В записях дневника путешествия в Сибирь нет ни выводов, ни обобщений; в нем почти нет описания природы Сибири, лирических отступлений и того риторического многословия, которое характерно для литературного стиля Радищева. Но как «зритель без очков» он не пропускает мимо своего внимания ни одного факта и события из области социально-экономической и Культурно-бытовой жизни окружающего. Нравы, обычаи и привычки сибирских жителей, их занятия, состояние земледелия, кустарных промыслов, промышленности и торговли; цены на хлеб, пушнину и рыбу; судоходность сибирских рек, естественные богатства гор и лесов — все привлекает пытливый ум путешественника по несчастью; обо всем он делает короткие заметки.
Если, по выражению Герцена, «Радищев в своей служебной деятельности не стоит Даниилом в передней зимнего дворца, не ограничивает свой мир тремя высшими классами», то о своем литературном «Путешествии из Петербурга в Москву» и вынужденном путешествии от Петербурга до Илимского острога он едет по большой дороге жизни; беседует с ямщиками и дворовыми, богатыми старожилами и бедными посельщиками Сибири; купцами и духовенством и в каждом его слове чувствуется жажда жизни и возвышенной деятельности, направленной для улучшения, жизни трудящегося человечества.

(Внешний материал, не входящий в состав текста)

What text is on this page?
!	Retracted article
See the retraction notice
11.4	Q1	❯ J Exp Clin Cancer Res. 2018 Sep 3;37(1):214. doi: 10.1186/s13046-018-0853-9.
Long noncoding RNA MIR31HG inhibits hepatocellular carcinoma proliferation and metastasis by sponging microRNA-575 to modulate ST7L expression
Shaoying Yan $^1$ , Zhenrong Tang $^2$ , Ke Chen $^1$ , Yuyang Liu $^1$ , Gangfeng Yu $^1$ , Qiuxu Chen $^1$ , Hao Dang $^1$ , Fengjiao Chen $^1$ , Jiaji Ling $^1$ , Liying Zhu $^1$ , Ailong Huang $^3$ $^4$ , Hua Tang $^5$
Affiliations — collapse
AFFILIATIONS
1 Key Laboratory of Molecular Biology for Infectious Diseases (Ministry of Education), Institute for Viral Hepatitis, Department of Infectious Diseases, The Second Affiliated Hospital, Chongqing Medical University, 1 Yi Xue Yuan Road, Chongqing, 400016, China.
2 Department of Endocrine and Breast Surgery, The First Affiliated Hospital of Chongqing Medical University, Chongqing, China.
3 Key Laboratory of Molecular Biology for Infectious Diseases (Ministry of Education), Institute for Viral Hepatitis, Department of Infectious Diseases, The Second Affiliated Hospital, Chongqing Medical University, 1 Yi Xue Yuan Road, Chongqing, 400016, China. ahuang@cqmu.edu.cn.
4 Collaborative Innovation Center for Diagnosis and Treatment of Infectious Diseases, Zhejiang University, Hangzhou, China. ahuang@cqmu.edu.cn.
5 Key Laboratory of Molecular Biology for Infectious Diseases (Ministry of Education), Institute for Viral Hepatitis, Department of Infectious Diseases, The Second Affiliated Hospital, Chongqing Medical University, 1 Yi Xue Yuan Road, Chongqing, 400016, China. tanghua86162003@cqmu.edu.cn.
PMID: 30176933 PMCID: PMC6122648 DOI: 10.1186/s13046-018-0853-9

Из многообразных запросов, нашедших свое отражение в дневниках, — один мотив пронизывает все записи: это приглушенный протест против крепостного права, беспросветной российской отсталости, дикости, некультурности, азиатчины.
В самом деле: везде, начиная от Казани и кончая Иркутском, природа щедрой рукой разбросала дары свои. «Прекрасные леса, строевой сосняк, ель, берет за, а между тем плотничье искусство не велико, доставить бревна не умеют». «На Угу возвышенного берега выходит аспид, гранит, кварцу белого много валяется; земля черная, из которой можно добывать купорос и квасцы, а посуду делают худо — горшки делают в приказе, разваливаются, кирпичи тоже». «От Кии до Ачинска места прекраснейшие для хлебопашества и скотоводства — поляны, дубравы». «Около Красноярска находятся большие степи для хлебопашества удобные, а от Канского и до Удиска все мужики бедны, живут худо, промыслов мало». «Села Сабарки и Черемы приписаны к заводам Демидова за 250 и 280 верст… расстояние столь дальнее делает заводские работы отяготительными». «Покровских мужиков за неплатеж и недоимку податей посылают работать на винный завод, где работают и каторжные. Вся Томская округа приписана к колывановским заводам… и податей с души приходится более 7 руб.». «Сверх подушных денег крестьяне производят работу, ценою каждой душе на 2 р. 70 к. а платят буде сами не хотят от 12 до 15 руб. и самый радивой может оную (работу) едва окончить в 10 недель». Кроме этого пьяные офицеры всякого рода «чины и служивые люди» гоняют крестьян в подводы, берут взятки и не платят за корм. «Все это было бы хорошо, если бы Сибирь не была пустыней по части населения, но она долгое время останется еще пустыней, неизменный порядок (крепостнический, добавим мы от себя) этого требует». В богатой Сибири всего много, а посельщики «весьма бедны и живут худо», «ходят бледные и оборванные». В селе Бояровке «много было посельщиков, но померли, а оставшиеся отданы за недоимку в завод».